Weitere Risikofaktoren für MS
„Die Daten der vergangenen 20 Jahre zur Ursache der MS besagen, dass es einen komplexen genetischen Hintergrund gibt, der zur MS prädisponiert“, sagt Roland Martin, Gruppenleiter Neuroimmunologie und Multiple Sklerose am Universitätsspital Zürich. Das sind hauptsächlich bestimme Varianten von sogenannten MHC-Genen, aber auch andere Erbanlagen, die allerdings fast durchweg Proteine des Immunsystems kodieren. Wer hier Risikogene hat und zusätzlich raucht, erhöht das eigene MS-Risiko weiter, je nach Studie um einen Faktor zwischen drei und mehr als zwölf. Andere bekannte oder als sehr wahrscheinlich geltende Risikofaktoren sind niedrige Vitamin-D-Versorgung, starkes Übergewicht im Jugendalter und gestörter Tag-Nacht-Rhythmus.
Impfung gegen EBV?
Wenn ohne das Virus allerdings fast ausgeschlossen wäre, dass die Krankheit ausbricht, läge es nahe zu versuchen, Menschen vor einer Infektion zu schützen, etwa durch eine Impfung.
Hier sind sich Fachleute alles andere als einig. Allein der Schluss, dass man EBV nun als den eigentlichen Auslöser der Krankheit ansehen könne, so der Neuroimmunologe Martin gegenüber dem Tagesspiegel, gehe zu weit, „zumal bei einem Virus, das ohnehin fast jeder hat“. Allerdings sei bei EBV zusätzlich bekannt, dass es Tumorerkrankungen auslösen könne und auch bei bestimmten Demenzen eine Rolle spielen dürfte.

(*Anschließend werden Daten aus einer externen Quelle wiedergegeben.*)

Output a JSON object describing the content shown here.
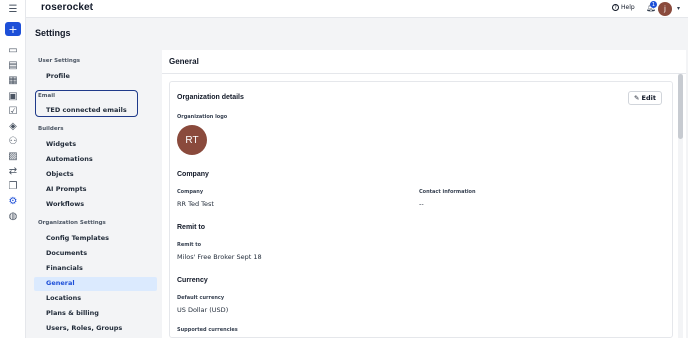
{
  "app": {
    "brand": "roserocket"
  },
  "topbar": {
    "help_label": "Help",
    "notification_count": "1",
    "avatar_initial": "j"
  },
  "page": {
    "title": "Settings"
  },
  "nav": {
    "sections": [
      {
        "title": "User Settings",
        "items": [
          "Profile"
        ]
      },
      {
        "title": "Email",
        "items": [
          "TED connected emails"
        ]
      },
      {
        "title": "Builders",
        "items": [
          "Widgets",
          "Automations",
          "Objects",
          "AI Prompts",
          "Workflows"
        ]
      },
      {
        "title": "Organization Settings",
        "items": [
          "Config Templates",
          "Documents",
          "Financials",
          "General",
          "Locations",
          "Plans & billing",
          "Users, Roles, Groups"
        ]
      }
    ],
    "selected": "General"
  },
  "main": {
    "title": "General",
    "org_details": {
      "title": "Organization details",
      "edit_label": "Edit",
      "logo_label": "Organization logo",
      "logo_initials": "RT"
    },
    "company": {
      "title": "Company",
      "company_label": "Company",
      "company_value": "RR Ted Test",
      "contact_label": "Contact information",
      "contact_value": "--"
    },
    "remit_to": {
      "title": "Remit to",
      "label": "Remit to",
      "value": "Milos' Free Broker Sept 18"
    },
    "currency": {
      "title": "Currency",
      "default_label": "Default currency",
      "default_value": "US Dollar (USD)",
      "supported_label": "Supported currencies"
    }
  },
  "colors": {
    "accent": "#1d4fd8",
    "avatar": "#8a4a3c",
    "selected_bg": "#dbeafe"
  },
  "icons": [
    "menu-icon",
    "plus-icon",
    "inbox-icon",
    "clipboard-icon",
    "orders-icon",
    "calendar-icon",
    "tasks-icon",
    "wallet-icon",
    "people-icon",
    "chart-icon",
    "transfer-icon",
    "documents-icon",
    "settings-icon",
    "globe-icon"
  ]
}
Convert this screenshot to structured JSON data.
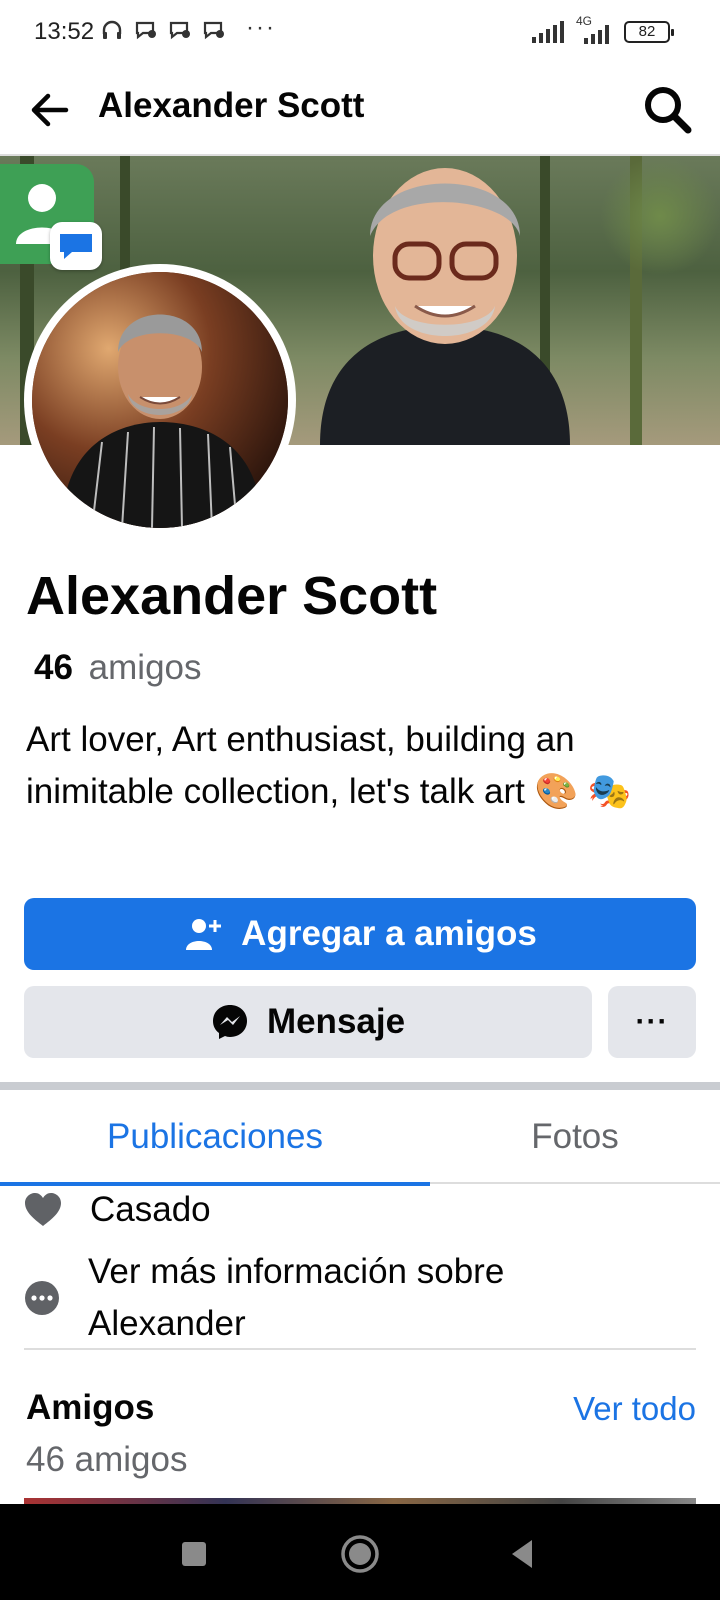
{
  "status_bar": {
    "time": "13:52",
    "battery": "82",
    "network": "4G",
    "overflow": "···"
  },
  "header": {
    "title": "Alexander Scott"
  },
  "profile": {
    "name": "Alexander Scott",
    "friends_count": "46",
    "friends_word": "amigos",
    "bio": "Art lover, Art enthusiast, building an inimitable collection, let's talk art 🎨 🎭"
  },
  "actions": {
    "add_friend": "Agregar a amigos",
    "message": "Mensaje",
    "more": "···"
  },
  "tabs": {
    "posts": "Publicaciones",
    "photos": "Fotos"
  },
  "details": {
    "relationship": "Casado",
    "more_info": "Ver más información sobre Alexander"
  },
  "friends_section": {
    "heading": "Amigos",
    "see_all": "Ver todo",
    "count_text": "46 amigos"
  },
  "colors": {
    "accent": "#1b74e4",
    "secondary_button": "#e4e6eb"
  },
  "icons": [
    "back-arrow-icon",
    "search-icon",
    "add-friend-icon",
    "messenger-icon",
    "heart-icon",
    "more-dots-icon",
    "square-nav-icon",
    "home-nav-icon",
    "back-nav-icon"
  ]
}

„Eine Impfung würde aber nur wirken, wenn sie sehr früh im Kindesalter, vor dem ersten Kontakt mit EBV, gegeben und auch wirklich jegliche Infektion verhindern würde.“ Wenn eine solche irgendwann auf den Markt käme - was bisher nicht abzusehen ist - müsste sie sehr breit angewandt werden. Und ob - oder wie gut - sie wirklich MS verhindert, würde man erst Jahrzehnte später wirklich wissen.

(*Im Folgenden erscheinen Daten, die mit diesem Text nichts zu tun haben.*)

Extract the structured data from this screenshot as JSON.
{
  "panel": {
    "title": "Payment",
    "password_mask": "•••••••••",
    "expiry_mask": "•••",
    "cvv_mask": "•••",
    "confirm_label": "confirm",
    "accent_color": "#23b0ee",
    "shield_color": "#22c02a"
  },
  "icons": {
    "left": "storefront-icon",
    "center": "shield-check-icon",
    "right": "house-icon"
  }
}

Doch auch eine spätere Impfung könnte vielleicht zumindest die Häufigkeit von MS in der Bevölkerung reduzieren. Denn ein erhöhtes Risiko, die Krankheit zu entwickeln, haben Menschen, die sich erst im Jugend- oder frühen Erwachsenenalter mit EBV infizieren. Sie erkranken dann verhältnismäßig häufig an von EBV ausgelöstem Pfeifferschen Drüsenfieber - was dann seinerseits das Risiko, irgendwann MS zu bekommen, deutlich erhöht. Eine Vakzine, die das Drüsenfieber verhindert, sollte also zumindest dieses Zusatzrisiko eliminieren. Doch nicht einmal das ist sicher.